The fR0GcRyPt0 experience, between Zupass, IRL interactions, and its corresponding Telegram group, rapidly leads to this:
These frogs, though on their face look like some rudimentary NFT interface, are not ERC-721 or -1155-based tokens. They're something much newer, and much weirder: They are made from PCD, or Proof-Carrying Data.
From what I've been able to tell from the fR0GcRyPt0 interface, and the bit of their docs I've read, these little snippets of data are ZK proofs which, when authenticated using your Zupass password, can be loaded as frogs that belong to you.
Can they be exported? They can, absolutely.
Can I load them into MetaMask and trade them on Opensea? No.

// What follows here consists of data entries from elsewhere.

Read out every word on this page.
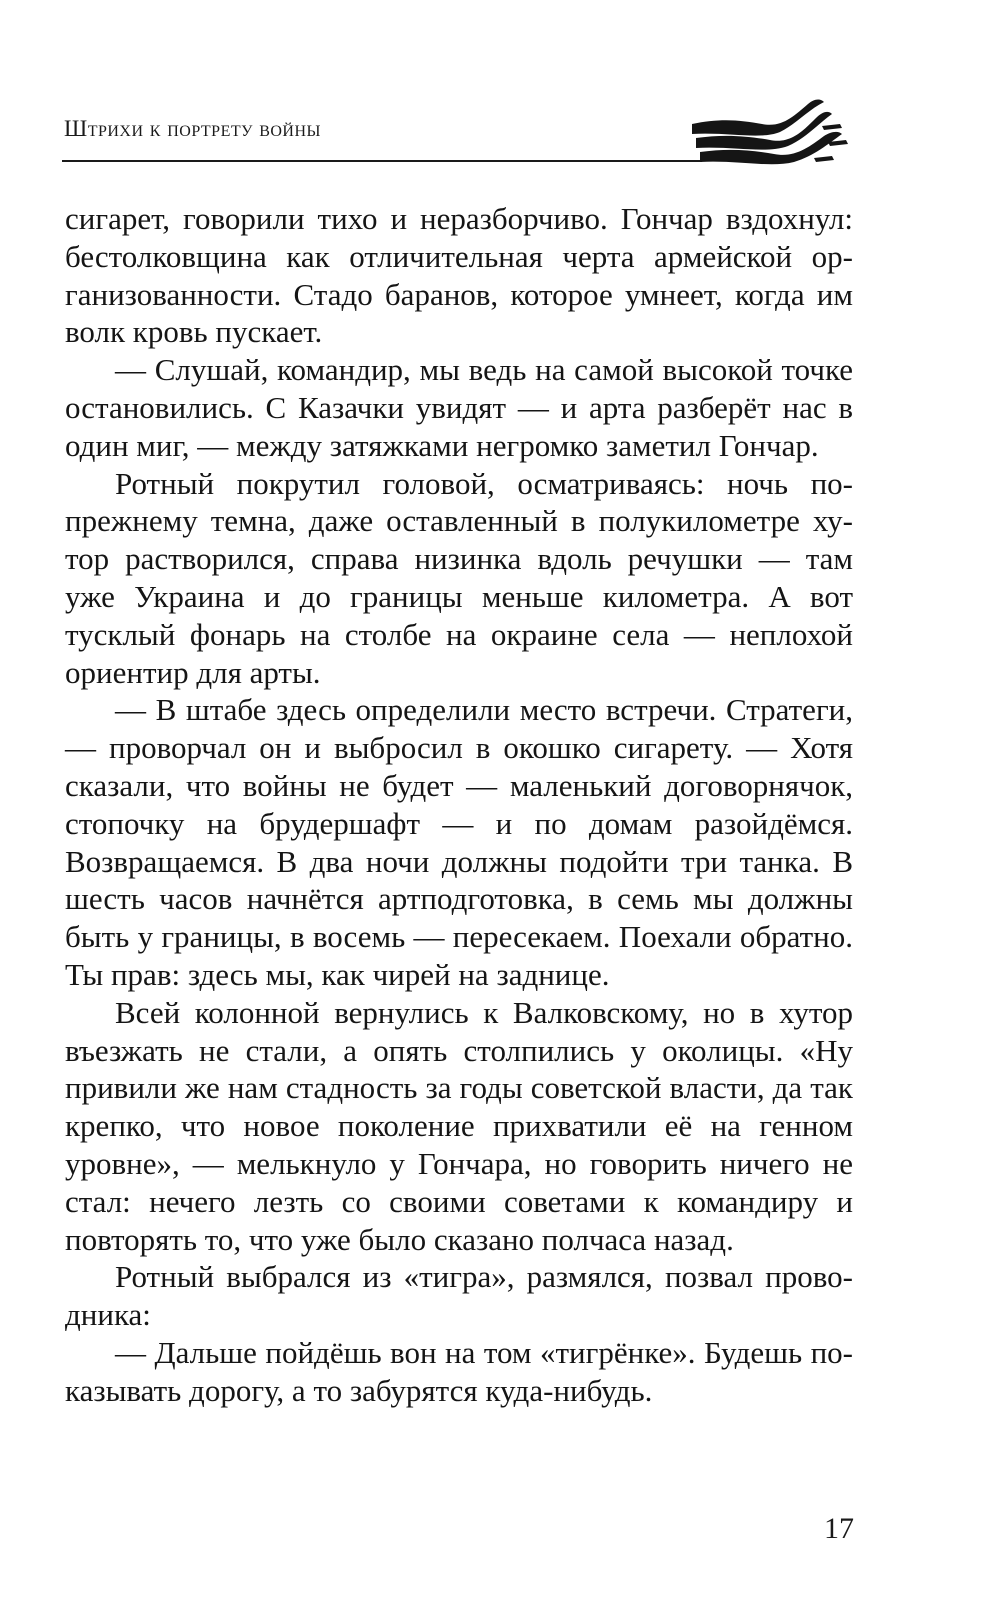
Штрихи к портрету войны

сигарет, говорили тихо и неразборчиво. Гончар вздохнул: бестолковщина как отличительная черта армейской организованности. Стадо баранов, которое умнеет, когда им волк кровь пускает.

— Слушай, командир, мы ведь на самой высокой точке остановились. С Казачки увидят — и арта разберёт нас в один миг, — между затяжками негромко заметил Гончар.

Ротный покрутил головой, осматриваясь: ночь попрежнему темна, даже оставленный в полукилометре хутор растворился, справа низинка вдоль речушки — там уже Украина и до границы меньше километра. А вот тусклый фонарь на столбе на окраине села — неплохой ориентир для арты.

— В штабе здесь определили место встречи. Стратеги, — проворчал он и выбросил в окошко сигарету. — Хотя сказали, что войны не будет — маленький договорнячок, стопочку на брудершафт — и по домам разойдёмся. Возвращаемся. В два ночи должны подойти три танка. В шесть часов начнётся артподготовка, в семь мы должны быть у границы, в восемь — пересекаем. Поехали обратно. Ты прав: здесь мы, как чирей на заднице.

Всей колонной вернулись к Валковскому, но в хутор въезжать не стали, а опять столпились у околицы. «Ну привили же нам стадность за годы советской власти, да так крепко, что новое поколение прихватили её на генном уровне», — мелькнуло у Гончара, но говорить ничего не стал: нечего лезть со своими советами к командиру и повторять то, что уже было сказано полчаса назад.

Ротный выбрался из «тигра», размялся, позвал проводника:

— Дальше пойдёшь вон на том «тигрёнке». Будешь показывать дорогу, а то забурятся куда-нибудь.

17
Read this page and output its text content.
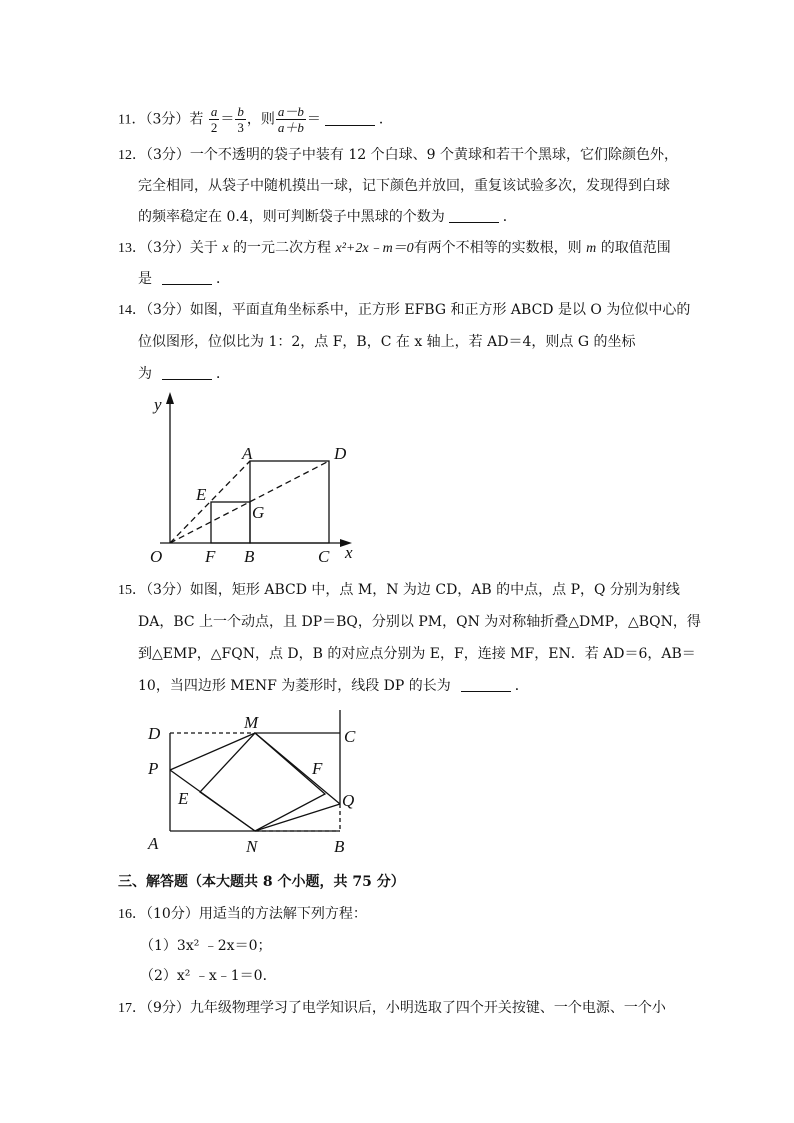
11．（3分）若 $\frac{a}{2} = \frac{b}{3}$ ，则 $\frac{a-b}{a+b}$ ＝	．
12．（3分）一个不透明的袋子中装有 12 个白球、9 个黄球和若干个黑球，它们除颜色外，
完全相同，从袋子中随机摸出一球，记下颜色并放回，重复该试验多次，发现得到白球
的频率稳定在 0.4，则可判断袋子中黑球的个数为	．
13．（3分）关于 x 的一元二次方程 x²+2x﹣m＝0有两个不相等的实数根，则 m 的取值范围
是	．
14．（3分）如图，平面直角坐标系中，正方形 EFBG 和正方形 ABCD 是以 O 为位似中心的
位似图形，位似比为 1：2，点 F，B，C 在 x 轴上，若 AD＝4，则点 G 的坐标
为	．
y
x
O	F B	C
E
G
A	D
15．（3分）如图，矩形 ABCD 中，点 M，N 为边 CD，AB 的中点，点 P，Q 分别为射线
DA，BC 上一个动点，且 DP＝BQ，分别以 PM，QN 为对称轴折叠△DMP，△BQN，得
到△EMP，△FQN，点 D，B 的对应点分别为 E，F，连接 MF，EN．若 AD＝6，AB＝
10，当四边形 MENF 为菱形时，线段 DP 的长为	．
D
M
C
P	F
E	Q
A	N	B
三、解答题（本大题共 8 个小题，共 75 分）
16．（10分）用适当的方法解下列方程：
（1）3x² ﹣2x＝0；
（2）x² ﹣x﹣1＝0．
17．（9分）九年级物理学习了电学知识后，小明选取了四个开关按键、一个电源、一个小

Is that the way we're heading? As of the time of writing, I saw a cryptic mention of "the market beckoning" in Frogcrypto this morning.

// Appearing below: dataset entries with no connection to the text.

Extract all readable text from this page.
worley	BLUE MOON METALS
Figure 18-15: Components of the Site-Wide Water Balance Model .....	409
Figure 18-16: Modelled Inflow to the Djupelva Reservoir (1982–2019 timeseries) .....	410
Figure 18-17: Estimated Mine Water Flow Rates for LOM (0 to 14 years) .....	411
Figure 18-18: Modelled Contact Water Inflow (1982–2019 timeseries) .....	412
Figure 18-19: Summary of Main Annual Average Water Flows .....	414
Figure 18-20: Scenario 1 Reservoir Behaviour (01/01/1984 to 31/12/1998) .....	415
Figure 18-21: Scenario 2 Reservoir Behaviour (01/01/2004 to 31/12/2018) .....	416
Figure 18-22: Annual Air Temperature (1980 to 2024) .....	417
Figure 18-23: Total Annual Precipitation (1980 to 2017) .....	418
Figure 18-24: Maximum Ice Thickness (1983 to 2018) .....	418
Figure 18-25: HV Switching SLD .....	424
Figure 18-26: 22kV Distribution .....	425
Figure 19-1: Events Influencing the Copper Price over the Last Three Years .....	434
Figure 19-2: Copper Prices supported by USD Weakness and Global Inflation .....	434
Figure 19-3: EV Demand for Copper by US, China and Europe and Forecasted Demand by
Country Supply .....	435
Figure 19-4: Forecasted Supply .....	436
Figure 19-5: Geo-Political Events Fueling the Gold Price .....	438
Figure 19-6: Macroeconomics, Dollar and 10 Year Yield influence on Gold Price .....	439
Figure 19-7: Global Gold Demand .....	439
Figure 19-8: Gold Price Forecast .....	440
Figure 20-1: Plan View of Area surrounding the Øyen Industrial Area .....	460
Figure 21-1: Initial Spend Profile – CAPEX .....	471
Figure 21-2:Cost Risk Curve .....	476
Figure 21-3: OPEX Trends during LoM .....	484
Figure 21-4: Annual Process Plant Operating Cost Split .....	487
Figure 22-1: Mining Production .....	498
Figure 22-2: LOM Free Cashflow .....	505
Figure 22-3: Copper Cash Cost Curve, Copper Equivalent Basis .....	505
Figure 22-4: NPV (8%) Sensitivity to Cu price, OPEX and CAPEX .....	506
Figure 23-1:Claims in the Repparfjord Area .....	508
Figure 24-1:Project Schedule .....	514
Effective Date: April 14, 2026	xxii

Based on the associated tools that this team put together--including a zk-based community voting system used at Zuzalu--I would say there's a high likelihood of that.

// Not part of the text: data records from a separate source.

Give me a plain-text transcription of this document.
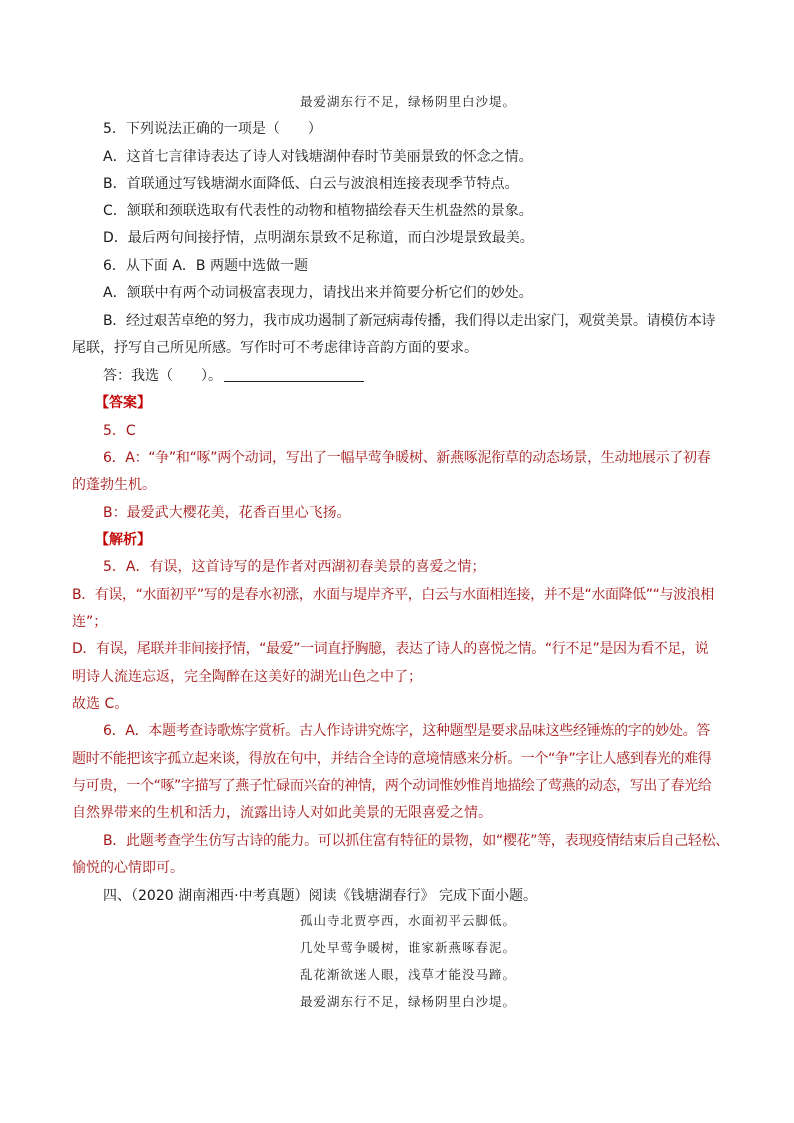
最爱湖东行不足，绿杨阴里白沙堤。
5．下列说法正确的一项是（　　）
A．这首七言律诗表达了诗人对钱塘湖仲春时节美丽景致的怀念之情。
B．首联通过写钱塘湖水面降低、白云与波浪相连接表现季节特点。
C．颔联和颈联选取有代表性的动物和植物描绘春天生机盎然的景象。
D．最后两句间接抒情，点明湖东景致不足称道，而白沙堤景致最美。
6．从下面 A．B 两题中选做一题
A．颔联中有两个动词极富表现力，请找出来并简要分析它们的妙处。
B．经过艰苦卓绝的努力，我市成功遏制了新冠病毒传播，我们得以走出家门，观赏美景。请模仿本诗
尾联，抒写自己所见所感。写作时可不考虑律诗音韵方面的要求。
答：我选（　　）。
【答案】
5．C
6．A：“争”和“啄”两个动词，写出了一幅早莺争暖树、新燕啄泥衔草的动态场景，生动地展示了初春
的蓬勃生机。
B：最爱武大樱花美，花香百里心飞扬。
【解析】
5．A．有误，这首诗写的是作者对西湖初春美景的喜爱之情；
B．有误，“水面初平”写的是春水初涨，水面与堤岸齐平，白云与水面相连接，并不是“水面降低”“与波浪相
连”；
D．有误，尾联并非间接抒情，“最爱”一词直抒胸臆，表达了诗人的喜悦之情。“行不足”是因为看不足，说
明诗人流连忘返，完全陶醉在这美好的湖光山色之中了；
故选 C。
6．A．本题考查诗歌炼字赏析。古人作诗讲究炼字，这种题型是要求品味这些经锤炼的字的妙处。答
题时不能把该字孤立起来谈，得放在句中，并结合全诗的意境情感来分析。一个“争”字让人感到春光的难得
与可贵，一个“啄”字描写了燕子忙碌而兴奋的神情，两个动词惟妙惟肖地描绘了莺燕的动态，写出了春光给
自然界带来的生机和活力，流露出诗人对如此美景的无限喜爱之情。
B．此题考查学生仿写古诗的能力。可以抓住富有特征的景物，如“樱花”等，表现疫情结束后自己轻松、
愉悦的心情即可。
四、（2020 湖南湘西·中考真题）阅读《钱塘湖春行》 完成下面小题。
孤山寺北贾亭西，水面初平云脚低。
几处早莺争暖树，谁家新燕啄春泥。
乱花渐欲迷人眼，浅草才能没马蹄。
最爱湖东行不足，绿杨阴里白沙堤。
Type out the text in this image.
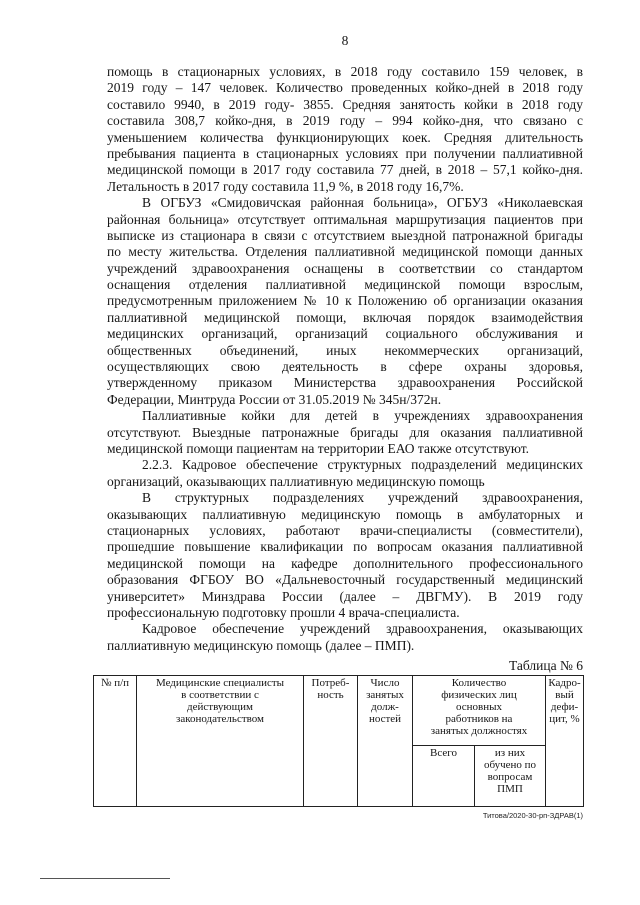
8
помощь в стационарных условиях, в 2018 году составило 159 человек, в
2019 году – 147 человек. Количество проведенных койко-дней в 2018 году
составило 9940, в 2019 году- 3855. Средняя занятость койки в 2018 году
составила 308,7 койко-дня, в 2019 году – 994 койко-дня, что связано с
уменьшением количества функционирующих коек. Средняя длительность
пребывания пациента в стационарных условиях при получении паллиативной
медицинской помощи в 2017 году составила 77 дней, в 2018 – 57,1 койко-дня.
Летальность в 2017 году составила 11,9 %, в 2018 году 16,7%.
В ОГБУЗ «Смидовичская районная больница», ОГБУЗ «Николаевская
районная больница» отсутствует оптимальная маршрутизация пациентов при
выписке из стационара в связи с отсутствием выездной патронажной бригады
по месту жительства. Отделения паллиативной медицинской помощи данных
учреждений здравоохранения оснащены в соответствии со стандартом
оснащения отделения паллиативной медицинской помощи взрослым,
предусмотренным приложением № 10 к Положению об организации оказания
паллиативной медицинской помощи, включая порядок взаимодействия
медицинских организаций, организаций социального обслуживания и
общественных объединений, иных некоммерческих организаций,
осуществляющих свою деятельность в сфере охраны здоровья,
утвержденному приказом Министерства здравоохранения Российской
Федерации, Минтруда России от 31.05.2019 № 345н/372н.
Паллиативные койки для детей в учреждениях здравоохранения
отсутствуют. Выездные патронажные бригады для оказания паллиативной
медицинской помощи пациентам на территории ЕАО также отсутствуют.
2.2.3. Кадровое обеспечение структурных подразделений медицинских
организаций, оказывающих паллиативную медицинскую помощь
В структурных подразделениях учреждений здравоохранения,
оказывающих паллиативную медицинскую помощь в амбулаторных и
стационарных условиях, работают врачи-специалисты (совместители),
прошедшие повышение квалификации по вопросам оказания паллиативной
медицинской помощи на кафедре дополнительного профессионального
образования ФГБОУ ВО «Дальневосточный государственный медицинский
университет» Минздрава России (далее – ДВГМУ). В 2019 году
профессиональную подготовку прошли 4 врача-специалиста.
Кадровое обеспечение учреждений здравоохранения, оказывающих
паллиативную медицинскую помощь (далее – ПМП).
Таблица № 6
№ п/п	Медицинские специалисты
в соответствии с
действующим
законодательством	Потреб-
ность	Число
занятых
долж-
ностей	Количество
физических лиц
основных
работников на
занятых должностях		Кадро-
вый
дефи-
цит, %
				Всего	из них
обучено по
вопросам
ПМП	
Титова/2020-30-рп-ЗДРАВ(1)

On a personal note, I have to send a big thank-you to the fR0GcRyPt0 team, for building something awesome, and something that my 11-year-old son could absolutely latch onto when the technical gobbledygook got too boring, and for helping us make sure he got a Froge Hat.
At one point, he had my phone and my wife's phone open, had a 15-minute timer on loop on my watch, and was catching frogs, on the Telegram on both phones, sharing clues and connecting with people to solve riddles.
For more information on why, maybe, we haven’t seen a Dark Forest round in a while, check out https://pcd.team.
I finished out my Devconnect week at Wallet UnCon, where lizzybeth.eth and I gave a well-attended session titled "Why Should I Use Your Wallet?". We took some home-grown market research--talking to our neighbors about what a wallet is ("the thing in my pocket"), what web3 is, and why they see absolutely no reason to use it.
Wallet UnCon itself was a wild ride; bumblefudge, the content organizer, got up on stage and had us all jump into a HackMD document, where we voted on sessions we wanted to attend, using Xs. As in, the letters.
Literally, we were a room full of wallet builders and fringe professionals like myself, collectively creating the conference's agenda by live-editing a Markdown document.
I had to ask for help (had to log in with google, lmao), and the man who graciously came to my aid was @LefterisJP. How embarrassing, a technical writer not knowing how to navigate HackMD. Thank you, Lefteris, for your willingness to help out!
Bumblefudge encouraged us to work together, knowing that not everyone in the room might be comfortable with Markdown syntax; "I wouldn't want to throw you into the deep end at your first anarchist co-op," he quipped.
I had another session planned, that was highly up-voted; I was going to present on documenting self-custodial technology, and how we continue to work on documenting the MetaMask Vault Recovery tool.
Unfortunately, there was a mixup at some point in that live-edited Markdown document, and I mistakenly thought my session was half an hour later than it was scheduled for: I showed up to an empty room. I guess that’s how it goes in the deep end of an anarchist co-op.
That's OK, though: Now I have the know-how, and the tools, to give my talk in a video livestream, using Livepeer, and save it to IPFS, and upload it to Education DAO, so it will be available whenever, wherever, forever.